Compared to last quarter, the seasonally adjusted mortgage delinquency rate increased for all loans outstanding. By stage, the 30-day delinquency rate increased 2 basis points to 2.12 percent, the 60-day delinquency rate increased 4 basis points to 0.76 percent, and the 90-day delinquency bucket remained unchanged at 1.11 percent.

The delinquency rate includes loans that are at least one payment past due but does not include loans in the process of foreclosure. The percentage of loans in the foreclosure process at the end of the third quarter was 0.50 percent, up 2 basis points from the second quarter of 2025 and 5 basis points higher than one year ago.

Both Fannie and Freddie release serious delinquency (90+ days) data monthly.

These are mortgage loans that are “three monthly payments or more past due or in foreclosure”. The pandemic related increase in serious delinquencies was very different from the increase in delinquencies following the housing bubble.

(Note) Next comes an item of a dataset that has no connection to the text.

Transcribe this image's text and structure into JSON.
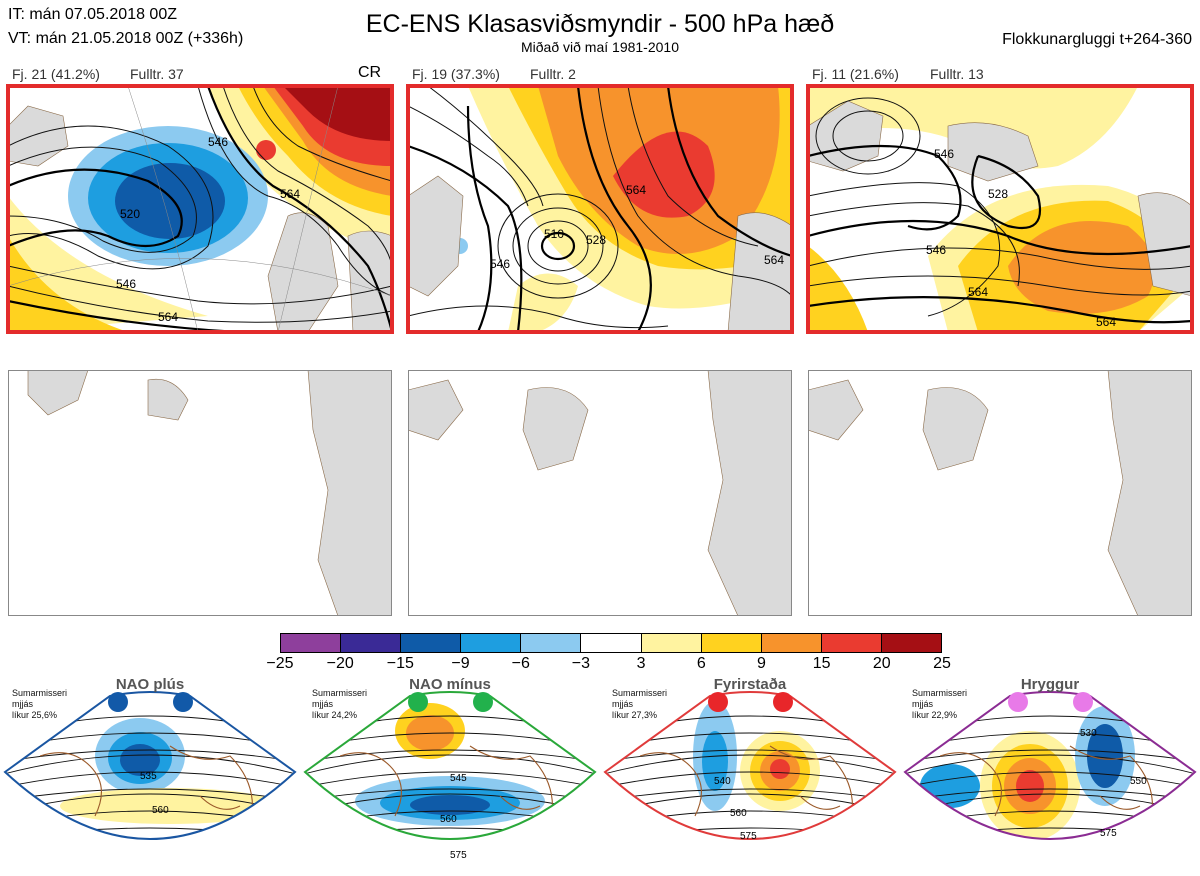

Lending standards have been fairly solid over the last decade, and most of these homeowners have equity in their homes – and they have been able to restructure their loans once they were employed.

And on foreclosures …

ICE reported that active foreclosures are still very low but have increased recently. have decreased and are near the records.

There were 103K foreclosure starts in Q3 2025, a 23% increase from the same period last year, but 18% below Q3 2019’s pre-pandemic levels with FHA loans accounting for 44% of foreclosure starts in Q3.

The number of loans in active foreclosure rose modestly year-over-year (18%), yet overall foreclosure volume remains historically low, with Q3 foreclosure sales (21K) at roughly half of 2019 levels.

FHA loans account for the majority of that rise, making up 38% of active foreclosures, roughly half of the annual rise in foreclosure starts and 80% of the rise in active foreclosures.

The resumption of VA foreclosure activity following last year’s moratorium is largely responsible for the remainder of the recent growth, with foreclosure inventory for portfolio-held loans and GSE mortgages largely flat year over year.

The bottom line is there will likely be an increase in delinquencies and foreclosures, but there will not be a huge wave of foreclosures as happened following the housing bubble. The distressed sales during the housing bust led to cascading price declines, and that will not happen this time.